De la participation symbolique à la participation effective des enfants à leurs droits, l’État doit prévoir des dispositifs de recueil de la parole de l’enfant adaptés à son âge et à ses besoins. Or, les dispositifs de participation collective ne sont pas systématiquement mis en place. Par exemple, les conseils municipaux, départementaux et régionaux d’enfants ou de jeunes (CME, CDE, CMJ, CDJ, CRE, CRJ) se développent depuis les années 1970. L’UNICEF constate que 2000 municipalités sur 36000 disposent d’un Conseil Municipal des Jeunes. Cette situation est d’autant plus préoccupante que, si certains de ces dispositifs se révèlent inefficaces et inutiles car ils ne semblent pas fonctionner où peinent à le faire, d’autres ne sont constitués que d’enfants de certaines classes sociales ou issus de cercles rapprochés des élus, biaisant ainsi la diversité sociale et la représentativité.
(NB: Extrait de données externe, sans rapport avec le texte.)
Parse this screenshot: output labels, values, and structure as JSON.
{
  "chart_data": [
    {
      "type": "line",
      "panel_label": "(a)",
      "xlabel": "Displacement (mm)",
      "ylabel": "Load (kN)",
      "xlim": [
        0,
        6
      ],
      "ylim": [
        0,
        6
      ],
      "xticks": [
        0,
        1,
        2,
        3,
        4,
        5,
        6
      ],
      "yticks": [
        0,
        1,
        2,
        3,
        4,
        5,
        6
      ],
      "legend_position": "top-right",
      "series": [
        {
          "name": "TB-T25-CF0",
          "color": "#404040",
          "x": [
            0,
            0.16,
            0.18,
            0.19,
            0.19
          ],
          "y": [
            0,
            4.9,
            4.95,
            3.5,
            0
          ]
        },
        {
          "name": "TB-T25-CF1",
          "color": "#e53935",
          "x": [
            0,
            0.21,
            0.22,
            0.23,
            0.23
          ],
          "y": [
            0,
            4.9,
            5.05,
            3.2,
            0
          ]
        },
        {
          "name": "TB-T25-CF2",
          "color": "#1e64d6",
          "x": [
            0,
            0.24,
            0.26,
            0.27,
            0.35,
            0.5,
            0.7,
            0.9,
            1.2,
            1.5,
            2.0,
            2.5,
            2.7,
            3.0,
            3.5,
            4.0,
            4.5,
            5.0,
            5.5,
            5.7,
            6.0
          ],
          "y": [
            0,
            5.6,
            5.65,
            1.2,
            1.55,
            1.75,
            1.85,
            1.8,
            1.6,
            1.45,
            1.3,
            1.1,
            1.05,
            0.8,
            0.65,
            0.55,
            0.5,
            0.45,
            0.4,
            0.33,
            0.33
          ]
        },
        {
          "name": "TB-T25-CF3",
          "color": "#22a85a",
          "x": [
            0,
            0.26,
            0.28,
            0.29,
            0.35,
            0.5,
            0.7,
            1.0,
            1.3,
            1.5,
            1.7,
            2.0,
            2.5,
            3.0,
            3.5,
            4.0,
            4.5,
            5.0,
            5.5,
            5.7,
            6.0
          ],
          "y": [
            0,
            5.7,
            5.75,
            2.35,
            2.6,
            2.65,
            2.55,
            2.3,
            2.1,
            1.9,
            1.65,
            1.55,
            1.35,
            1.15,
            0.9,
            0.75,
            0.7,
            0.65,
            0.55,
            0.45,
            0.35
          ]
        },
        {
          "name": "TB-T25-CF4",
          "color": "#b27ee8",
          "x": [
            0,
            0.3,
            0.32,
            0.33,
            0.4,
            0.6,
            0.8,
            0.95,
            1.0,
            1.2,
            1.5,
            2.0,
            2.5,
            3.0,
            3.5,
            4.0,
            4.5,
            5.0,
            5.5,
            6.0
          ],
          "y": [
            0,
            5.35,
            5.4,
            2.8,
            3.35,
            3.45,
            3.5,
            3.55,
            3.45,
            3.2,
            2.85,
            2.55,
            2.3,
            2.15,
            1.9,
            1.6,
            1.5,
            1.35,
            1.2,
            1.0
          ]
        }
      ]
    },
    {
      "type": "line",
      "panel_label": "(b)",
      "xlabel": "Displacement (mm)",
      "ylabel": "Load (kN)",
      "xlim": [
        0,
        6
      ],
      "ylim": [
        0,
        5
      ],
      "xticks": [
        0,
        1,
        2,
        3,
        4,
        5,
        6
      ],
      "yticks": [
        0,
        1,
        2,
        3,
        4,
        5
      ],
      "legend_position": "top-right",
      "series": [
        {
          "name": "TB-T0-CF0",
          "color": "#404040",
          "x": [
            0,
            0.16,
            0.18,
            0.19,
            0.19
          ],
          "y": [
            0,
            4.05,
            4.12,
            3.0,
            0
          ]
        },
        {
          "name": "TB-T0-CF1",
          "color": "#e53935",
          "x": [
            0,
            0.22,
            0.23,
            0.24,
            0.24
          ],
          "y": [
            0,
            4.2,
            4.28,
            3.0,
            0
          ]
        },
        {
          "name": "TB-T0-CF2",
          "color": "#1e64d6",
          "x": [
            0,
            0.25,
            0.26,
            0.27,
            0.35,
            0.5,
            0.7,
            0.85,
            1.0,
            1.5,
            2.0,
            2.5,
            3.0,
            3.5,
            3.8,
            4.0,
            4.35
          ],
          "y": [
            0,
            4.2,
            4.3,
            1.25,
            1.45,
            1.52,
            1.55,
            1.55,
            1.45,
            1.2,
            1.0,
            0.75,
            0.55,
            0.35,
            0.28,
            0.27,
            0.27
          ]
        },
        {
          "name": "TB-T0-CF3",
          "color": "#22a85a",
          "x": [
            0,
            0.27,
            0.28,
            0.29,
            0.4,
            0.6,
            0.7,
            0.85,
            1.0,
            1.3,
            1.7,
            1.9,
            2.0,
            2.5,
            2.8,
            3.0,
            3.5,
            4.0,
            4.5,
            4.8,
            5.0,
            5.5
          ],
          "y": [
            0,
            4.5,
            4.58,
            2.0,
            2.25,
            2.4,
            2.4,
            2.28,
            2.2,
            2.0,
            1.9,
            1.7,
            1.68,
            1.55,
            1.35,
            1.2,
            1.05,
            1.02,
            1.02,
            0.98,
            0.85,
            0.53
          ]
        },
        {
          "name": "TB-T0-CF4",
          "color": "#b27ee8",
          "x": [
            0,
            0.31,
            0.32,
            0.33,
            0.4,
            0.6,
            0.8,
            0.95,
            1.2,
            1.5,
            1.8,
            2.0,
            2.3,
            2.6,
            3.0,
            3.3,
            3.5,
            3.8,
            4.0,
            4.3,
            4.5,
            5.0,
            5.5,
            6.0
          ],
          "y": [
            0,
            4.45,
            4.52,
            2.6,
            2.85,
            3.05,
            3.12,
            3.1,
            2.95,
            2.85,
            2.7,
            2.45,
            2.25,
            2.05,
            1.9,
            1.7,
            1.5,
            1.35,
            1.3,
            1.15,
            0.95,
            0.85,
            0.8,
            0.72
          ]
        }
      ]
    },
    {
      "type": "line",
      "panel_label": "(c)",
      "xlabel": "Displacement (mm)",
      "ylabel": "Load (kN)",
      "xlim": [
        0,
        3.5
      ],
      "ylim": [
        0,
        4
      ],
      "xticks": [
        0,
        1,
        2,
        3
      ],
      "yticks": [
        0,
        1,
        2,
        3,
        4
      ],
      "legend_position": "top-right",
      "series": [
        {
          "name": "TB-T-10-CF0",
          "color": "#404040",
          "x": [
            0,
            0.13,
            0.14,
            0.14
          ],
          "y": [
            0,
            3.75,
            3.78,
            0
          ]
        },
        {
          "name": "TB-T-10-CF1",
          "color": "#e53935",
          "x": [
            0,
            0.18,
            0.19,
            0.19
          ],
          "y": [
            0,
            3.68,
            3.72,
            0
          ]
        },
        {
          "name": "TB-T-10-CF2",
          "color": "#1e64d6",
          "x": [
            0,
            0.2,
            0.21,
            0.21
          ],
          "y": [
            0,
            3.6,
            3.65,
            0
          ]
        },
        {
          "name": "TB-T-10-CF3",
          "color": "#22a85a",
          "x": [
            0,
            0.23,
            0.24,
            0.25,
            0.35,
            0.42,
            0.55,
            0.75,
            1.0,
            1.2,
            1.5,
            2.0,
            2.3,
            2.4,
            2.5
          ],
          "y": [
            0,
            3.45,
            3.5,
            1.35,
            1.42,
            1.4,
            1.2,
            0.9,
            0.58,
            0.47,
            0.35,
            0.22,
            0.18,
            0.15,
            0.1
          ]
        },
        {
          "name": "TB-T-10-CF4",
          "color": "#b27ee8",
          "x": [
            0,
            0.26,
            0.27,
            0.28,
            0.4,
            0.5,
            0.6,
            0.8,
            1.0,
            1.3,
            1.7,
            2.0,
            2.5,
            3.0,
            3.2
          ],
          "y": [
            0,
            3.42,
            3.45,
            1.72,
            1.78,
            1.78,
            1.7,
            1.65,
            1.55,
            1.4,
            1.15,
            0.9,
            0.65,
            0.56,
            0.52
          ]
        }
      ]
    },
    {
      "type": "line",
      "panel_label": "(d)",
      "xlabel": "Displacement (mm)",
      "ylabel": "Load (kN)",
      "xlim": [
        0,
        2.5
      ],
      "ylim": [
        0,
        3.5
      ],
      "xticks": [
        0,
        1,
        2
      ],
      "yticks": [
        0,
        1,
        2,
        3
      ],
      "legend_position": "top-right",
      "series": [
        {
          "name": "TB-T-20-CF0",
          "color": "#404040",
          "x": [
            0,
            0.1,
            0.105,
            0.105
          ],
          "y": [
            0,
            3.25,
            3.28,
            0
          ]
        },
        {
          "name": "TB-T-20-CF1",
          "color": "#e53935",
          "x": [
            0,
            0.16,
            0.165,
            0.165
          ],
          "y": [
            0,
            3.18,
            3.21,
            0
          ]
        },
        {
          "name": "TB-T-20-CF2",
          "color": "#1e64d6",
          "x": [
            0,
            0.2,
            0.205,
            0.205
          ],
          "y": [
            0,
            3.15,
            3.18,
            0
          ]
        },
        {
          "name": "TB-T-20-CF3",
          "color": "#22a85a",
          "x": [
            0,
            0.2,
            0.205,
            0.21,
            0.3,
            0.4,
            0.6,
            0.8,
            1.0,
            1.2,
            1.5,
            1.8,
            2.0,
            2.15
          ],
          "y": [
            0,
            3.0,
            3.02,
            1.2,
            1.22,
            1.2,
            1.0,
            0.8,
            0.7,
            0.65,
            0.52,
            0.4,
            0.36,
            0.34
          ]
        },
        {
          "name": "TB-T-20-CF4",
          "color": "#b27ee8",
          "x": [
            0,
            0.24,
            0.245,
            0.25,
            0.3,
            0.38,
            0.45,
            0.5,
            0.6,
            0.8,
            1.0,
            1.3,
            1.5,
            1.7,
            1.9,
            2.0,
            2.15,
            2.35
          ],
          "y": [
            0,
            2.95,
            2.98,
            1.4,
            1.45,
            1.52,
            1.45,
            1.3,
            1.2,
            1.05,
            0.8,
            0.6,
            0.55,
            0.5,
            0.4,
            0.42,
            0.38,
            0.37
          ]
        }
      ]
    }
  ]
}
Si cette liberté peut être vectrice d’innovation en matière de participation des enfants pour certaines communes, il se peut également que la disparité et le manque de stabilité des pratiques nuisent à leur efficacité.
Lorsque des dispositifs sont mis en place, ils ne sont donc pas suffisamment variés et demeurent inefficaces et peu accessibles aux enfants. Ils ne sont pas non plus suffisamment inclusifs et représentatifs. Les enfants les plus vulnérables (enfants en situation de handicap, enfant malades, enfants en situation de vulnérabilité économique, enfants pris en charges en protection de l’enfance, enfants les plus jeunes) sont exclus de l’exercice de leurs droits, aussi bien à une échelle individuelle que collective.
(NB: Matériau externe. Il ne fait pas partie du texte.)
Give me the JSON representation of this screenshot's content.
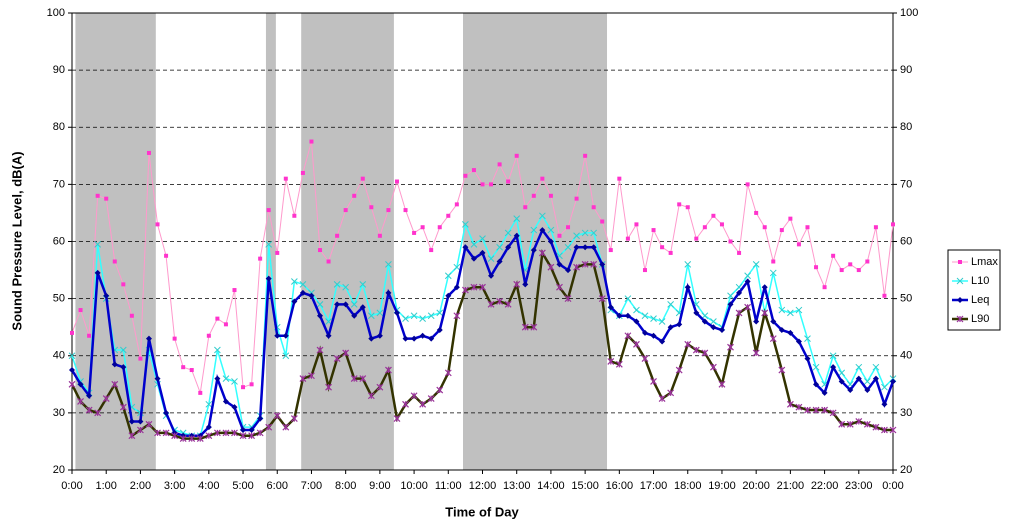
{
  "chart_data": {
    "type": "line",
    "y_label": "Sound Pressure Level, dB(A)",
    "x_label": "Time of Day",
    "ylim": [
      20,
      100
    ],
    "yticks": [
      20,
      30,
      40,
      50,
      60,
      70,
      80,
      90,
      100
    ],
    "xlim": [
      0,
      24
    ],
    "xticks": [
      {
        "value": 0,
        "label": "0:00"
      },
      {
        "value": 1,
        "label": "1:00"
      },
      {
        "value": 2,
        "label": "2:00"
      },
      {
        "value": 3,
        "label": "3:00"
      },
      {
        "value": 4,
        "label": "4:00"
      },
      {
        "value": 5,
        "label": "5:00"
      },
      {
        "value": 6,
        "label": "6:00"
      },
      {
        "value": 7,
        "label": "7:00"
      },
      {
        "value": 8,
        "label": "8:00"
      },
      {
        "value": 9,
        "label": "9:00"
      },
      {
        "value": 10,
        "label": "10:00"
      },
      {
        "value": 11,
        "label": "11:00"
      },
      {
        "value": 12,
        "label": "12:00"
      },
      {
        "value": 13,
        "label": "13:00"
      },
      {
        "value": 14,
        "label": "14:00"
      },
      {
        "value": 15,
        "label": "15:00"
      },
      {
        "value": 16,
        "label": "16:00"
      },
      {
        "value": 17,
        "label": "17:00"
      },
      {
        "value": 18,
        "label": "18:00"
      },
      {
        "value": 19,
        "label": "19:00"
      },
      {
        "value": 20,
        "label": "20:00"
      },
      {
        "value": 21,
        "label": "21:00"
      },
      {
        "value": 22,
        "label": "22:00"
      },
      {
        "value": 23,
        "label": "23:00"
      },
      {
        "value": 24,
        "label": "0:00"
      }
    ],
    "grid": true,
    "grid_color": "#000000",
    "shaded_ranges": [
      [
        0.1,
        2.45
      ],
      [
        5.67,
        5.96
      ],
      [
        6.7,
        9.41
      ],
      [
        11.43,
        15.64
      ]
    ],
    "shade_color": "#c0c0c0",
    "legend": "right",
    "x": [
      0,
      0.25,
      0.5,
      0.75,
      1,
      1.25,
      1.5,
      1.75,
      2,
      2.25,
      2.5,
      2.75,
      3,
      3.25,
      3.5,
      3.75,
      4,
      4.25,
      4.5,
      4.75,
      5,
      5.25,
      5.5,
      5.75,
      6,
      6.25,
      6.5,
      6.75,
      7,
      7.25,
      7.5,
      7.75,
      8,
      8.25,
      8.5,
      8.75,
      9,
      9.25,
      9.5,
      9.75,
      10,
      10.25,
      10.5,
      10.75,
      11,
      11.25,
      11.5,
      11.75,
      12,
      12.25,
      12.5,
      12.75,
      13,
      13.25,
      13.5,
      13.75,
      14,
      14.25,
      14.5,
      14.75,
      15,
      15.25,
      15.5,
      15.75,
      16,
      16.25,
      16.5,
      16.75,
      17,
      17.25,
      17.5,
      17.75,
      18,
      18.25,
      18.5,
      18.75,
      19,
      19.25,
      19.5,
      19.75,
      20,
      20.25,
      20.5,
      20.75,
      21,
      21.25,
      21.5,
      21.75,
      22,
      22.25,
      22.5,
      22.75,
      23,
      23.25,
      23.5,
      23.75,
      24
    ],
    "series": [
      {
        "name": "Lmax",
        "color": "#ff99cc",
        "marker_color": "#ff33cc",
        "marker": "square",
        "width": 1,
        "values": [
          44,
          48,
          43.5,
          68,
          67.5,
          56.5,
          52.5,
          47,
          39.5,
          75.5,
          63,
          57.5,
          43,
          38,
          37.5,
          33.5,
          43.5,
          46.5,
          45.5,
          51.5,
          34.5,
          35,
          57,
          65.5,
          58,
          71,
          64.5,
          72,
          77.5,
          58.5,
          56.5,
          61,
          65.5,
          68,
          71,
          66,
          61,
          65.5,
          70.5,
          65.5,
          61.5,
          62.5,
          58.5,
          62.5,
          64.5,
          66.5,
          71.5,
          72.5,
          70,
          70,
          73.5,
          70.5,
          75,
          66,
          68,
          71,
          68,
          61,
          62.5,
          67.5,
          75,
          66,
          63.5,
          58.5,
          71,
          60.5,
          63,
          55,
          62,
          59,
          58,
          66.5,
          66,
          60.5,
          62.5,
          64.5,
          63,
          60,
          58,
          70,
          65,
          62.5,
          56.5,
          62,
          64,
          59.5,
          62.5,
          55.5,
          52,
          57.5,
          55,
          56,
          55,
          56.5,
          62.5,
          50.5,
          63
        ]
      },
      {
        "name": "L10",
        "color": "#33ffff",
        "marker_color": "#33cccc",
        "marker": "x",
        "width": 1.5,
        "values": [
          40,
          35.5,
          33.5,
          59.5,
          50,
          41,
          41,
          31,
          30,
          41,
          35,
          29.5,
          27,
          26.5,
          26,
          26,
          31.5,
          41,
          36,
          35.5,
          27.5,
          27.5,
          29.5,
          59.5,
          45,
          40,
          53,
          52.5,
          51,
          49,
          46,
          52.5,
          52,
          49,
          52.5,
          47,
          47.5,
          56,
          48,
          46.5,
          47,
          46.5,
          47,
          47.5,
          54,
          55.5,
          63,
          59.5,
          60.5,
          57,
          59,
          61.5,
          64,
          55,
          62,
          64.5,
          62,
          57.5,
          59,
          61,
          61.5,
          61.5,
          56,
          48,
          47,
          50,
          48,
          47,
          46.5,
          46,
          49,
          47.5,
          56,
          49,
          47,
          46,
          45,
          50.5,
          52,
          54,
          56,
          47.5,
          54.5,
          48,
          47.5,
          48,
          43,
          38,
          35,
          40,
          37,
          35,
          38,
          35.5,
          38,
          34.5,
          36
        ]
      },
      {
        "name": "Leq",
        "color": "#0000cc",
        "marker_color": "#000099",
        "marker": "diamond",
        "width": 2.5,
        "values": [
          37.5,
          35,
          33,
          54.5,
          50.5,
          38.5,
          38,
          28.5,
          28.5,
          43,
          36,
          30,
          26.5,
          26,
          26,
          26,
          27.5,
          36,
          32,
          31,
          27,
          27,
          29,
          53.5,
          43.5,
          43.5,
          49.5,
          51,
          50.5,
          47,
          43.5,
          49,
          49,
          47,
          48.5,
          43,
          43.5,
          51,
          47.5,
          43,
          43,
          43.5,
          43,
          44.5,
          50.5,
          52,
          59,
          57,
          58,
          54,
          56.5,
          59,
          61,
          52.5,
          58.5,
          62,
          60,
          56,
          55,
          59,
          59,
          59,
          56,
          48.5,
          47,
          47,
          46,
          44,
          43.5,
          42.5,
          45,
          45.5,
          52,
          47.5,
          46,
          45,
          44.5,
          49,
          51,
          53,
          46,
          52,
          46,
          44.5,
          44,
          42.5,
          39.5,
          35,
          33.5,
          38,
          35.5,
          34,
          36,
          34,
          36,
          31.5,
          35.5
        ]
      },
      {
        "name": "L90",
        "color": "#333300",
        "marker_color": "#993399",
        "marker": "star",
        "width": 2.5,
        "values": [
          35,
          32,
          30.5,
          30,
          32.5,
          35,
          31,
          26,
          27,
          28,
          26.5,
          26.5,
          26,
          25.5,
          25.5,
          25.5,
          26,
          26.5,
          26.5,
          26.5,
          26,
          26,
          26.5,
          27.5,
          29.5,
          27.5,
          29,
          36,
          36.5,
          41,
          34.5,
          39.5,
          40.5,
          36,
          36,
          33,
          34.5,
          37.5,
          29,
          31.5,
          33,
          31.5,
          32.5,
          34,
          37,
          47,
          51.5,
          52,
          52,
          49,
          49.5,
          49,
          52.5,
          45,
          45,
          58,
          55.5,
          52,
          50,
          55.5,
          56,
          56,
          50,
          39,
          38.5,
          43.5,
          42,
          39.5,
          35.5,
          32.5,
          33.5,
          37.5,
          42,
          41,
          40.5,
          38,
          35,
          41.5,
          47.5,
          48.5,
          40.5,
          47.5,
          43,
          37.5,
          31.5,
          31,
          30.5,
          30.5,
          30.5,
          30,
          28,
          28,
          28.5,
          28,
          27.5,
          27,
          27
        ]
      }
    ]
  }
}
Pour éviter ces discriminations, le rapport du Défenseur des Enfants affirme nécessaire d’augmenter la représentativité des enfants sur tout le territoire pour considérer leur parole et inclure les plus vulnérables et permettre une participation paritaire. À ce sujet, il édicte 17 recommandations qui convergeront avec celles de l’UNICEF.
Cet article s’appuie sur l’intervention de Dominique Rolin, réalisée à l’occasion des « Discussions de l’Enfance » tenues au Forum de l’IRTS de Lorraine à Nancy.